Ligericus sum, nil Ligeris a me alienum puto.

La grande bouderie du vent

On lui avait coupé la chique.

 

Il fut un temps durant lequel, rien de ce qui allait sur l'eau ne se mouvait sans sa douce influence. Le vent régnait en maître sur les rivières et les océans, poussant toujours plus loin les marins en quête d'aventure. Il se gonflait de son importance, soufflant sur la planète un esprit de découverte qui donna des ailes aux aventuriers.

Le temps de l'aventure révolu, le globe n'ayant plus de coins secrets, les marchands prirent la suite pour des épopées plus rentables. Le temps se mit de la partie, le vent ne suffisait plus à acheminer à l'heure, ce qui venait de loin. Les délais de livraison déchirèrent un coin de la voile, il fallait faire tourner la machine et c'est la vapeur qui prit le relais du zéphyr.

Dès l'aube, un panache de fumée indiquait que les marchandises et les passagers se mouvaient qu'il vente ou pas. Ce fut la première défaite d'Éole qui durant près de deux siècles dut avaler son orgueil. Les moyens de propulsion évoluèrent, la dette énergétique se fit toujours plus désastreuse tandis que l'eau avait à subir les outrages de ces monstres suant et puant qui parcouraient sa surface.

Faute de servir à autre chose qu'aux folles courses de voiliers qui n'avaient d'autre but que de faire spectacle et publicité, le vent se mit en tête de réduire son importance. Sans qu'on s'en rende vraiment compte, de décennies en décennies, il perdit de sa puissance. Plus on lui mettait d'obstacles sur son parcours, plus il faisait la tête, boudait dans son coin. Pétole devint son plus fidèle compagnon.

Puis, à force de jouer avec le feu, de souiller, de polluer, de dérégler la nature, les humains finirent par irriter monsieur le vent qui devint tempétueux. Il cessa de se faire discret pour déclencher des colères à vous mettre le cul par-dessus tête. Il souffla un vent de fronde dans l'esprit de ce brave élément, trop longtemps oublié.

La chose sauta aux yeux et surtout au porte-monnaie des plus cupides qui décidèrent de déployer leurs ailes, surtout dans les plus beaux paysages. Le vent allait devenir une source d'énergie tout en défigurant la Planète. Les moulins d'alors faisaient pale figure devant les monstres qui se dressaient, prêts à repousser les assauts désespérés de Don Quichotte.
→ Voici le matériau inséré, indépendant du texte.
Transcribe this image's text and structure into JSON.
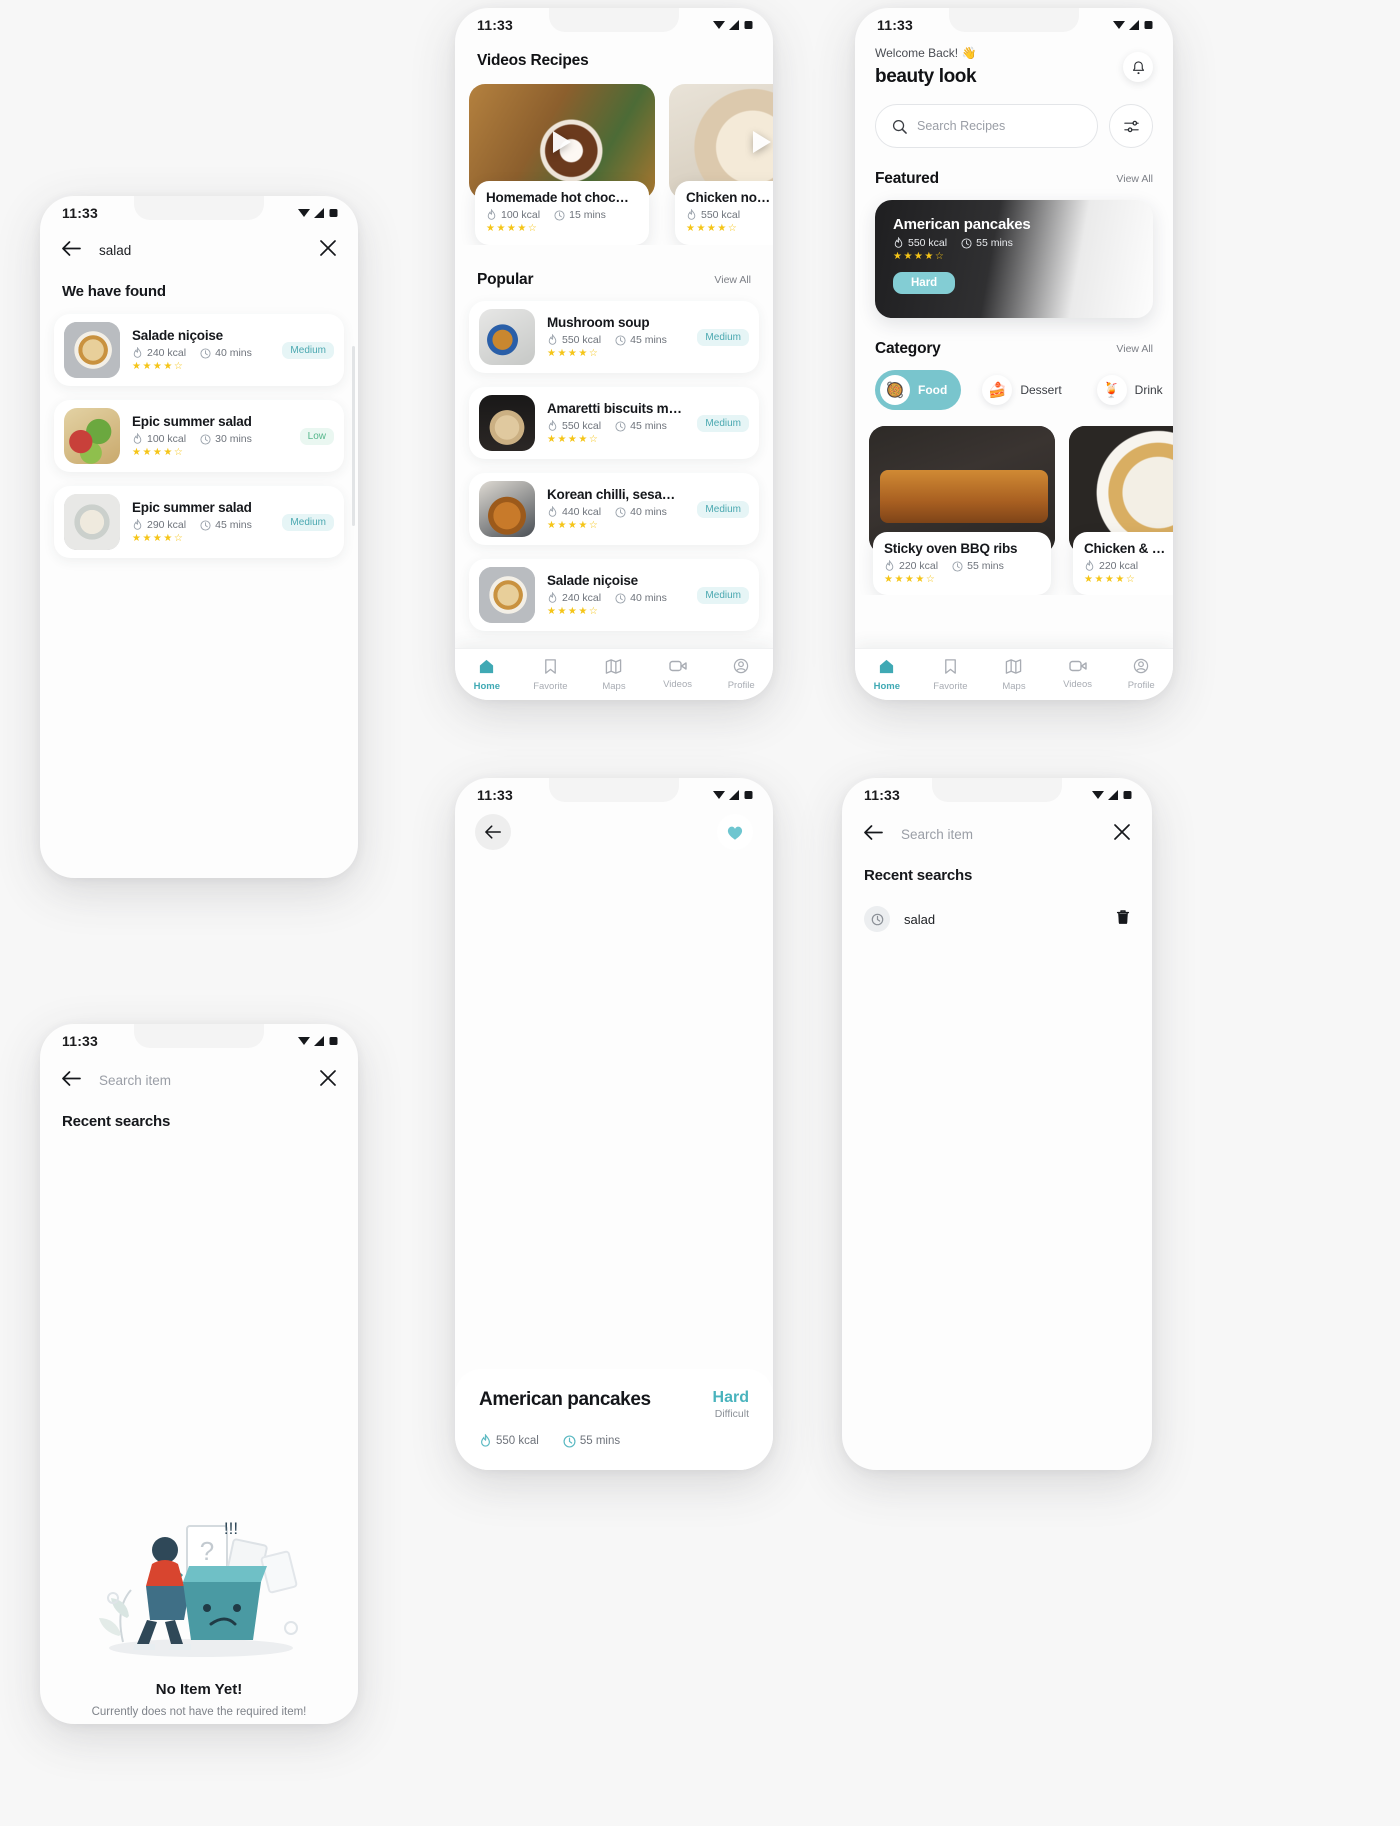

Le vent se dit qu'on lui faisait injure. Il avait toujours soufflé sans mesurer sa peine afin que chacun bénéficie de son travail. Il aimait à donner un coup de main aux plantes, aux oiseaux, aux marins, aux meuniers, à tous ceux qui aimaient aller le nez vers lui. Il se voyait mis en demeure de faire tourner l'économie au profit d'un système qui ne considérait que son seul profit.

Le vent haussa le ton, balaya en de terribles cyclones ces monstres hideux, tueurs d'oiseaux, ses plus fidèles amis. La roue une fois encore allait tourner. Il n'entendait pas souffler pour quelques margoulins. C'est pour tous les humains qu'il répandait son précieux souffle. Il voulait que chacun puisse le connaître, le sentir, l'apprécier en levant les yeux vers lui.

Il conseilla à chacun de mettre une girouette sur la maison pour entrer en communion avec lui. Il pensa qu'ainsi, les gens allaient revenir à de plus sages manières de jouir de sa puissance. Le retour des moulins à vent, la présence de petites éoliennes domestiques, la renaissance de la marine à voiles sur les océans et les rivières. Il suffisait de peu de chose pour retrouver l'idée simple que le vent doit profiter à tout le monde et qu'il n'est pas une source de spéculation pour de sinistres individus qui se contentent de brasser de l'air et l'argent des autres.

Le vent nous souffle dans l'oreille une petite musique pour aller en chœur, reprendre en main notre destin. Tournent les girouettes pour nous montrer où vont nos intérêts. Le vent s'il est notre complice ne sera jamais au service d'une économie du profit. Tout comme l'eau, il ne peut être aliéné à des intérêts privés. Il appartient à tous et il convient désormais de ne plus l'oublier.

Venteusement vôtre.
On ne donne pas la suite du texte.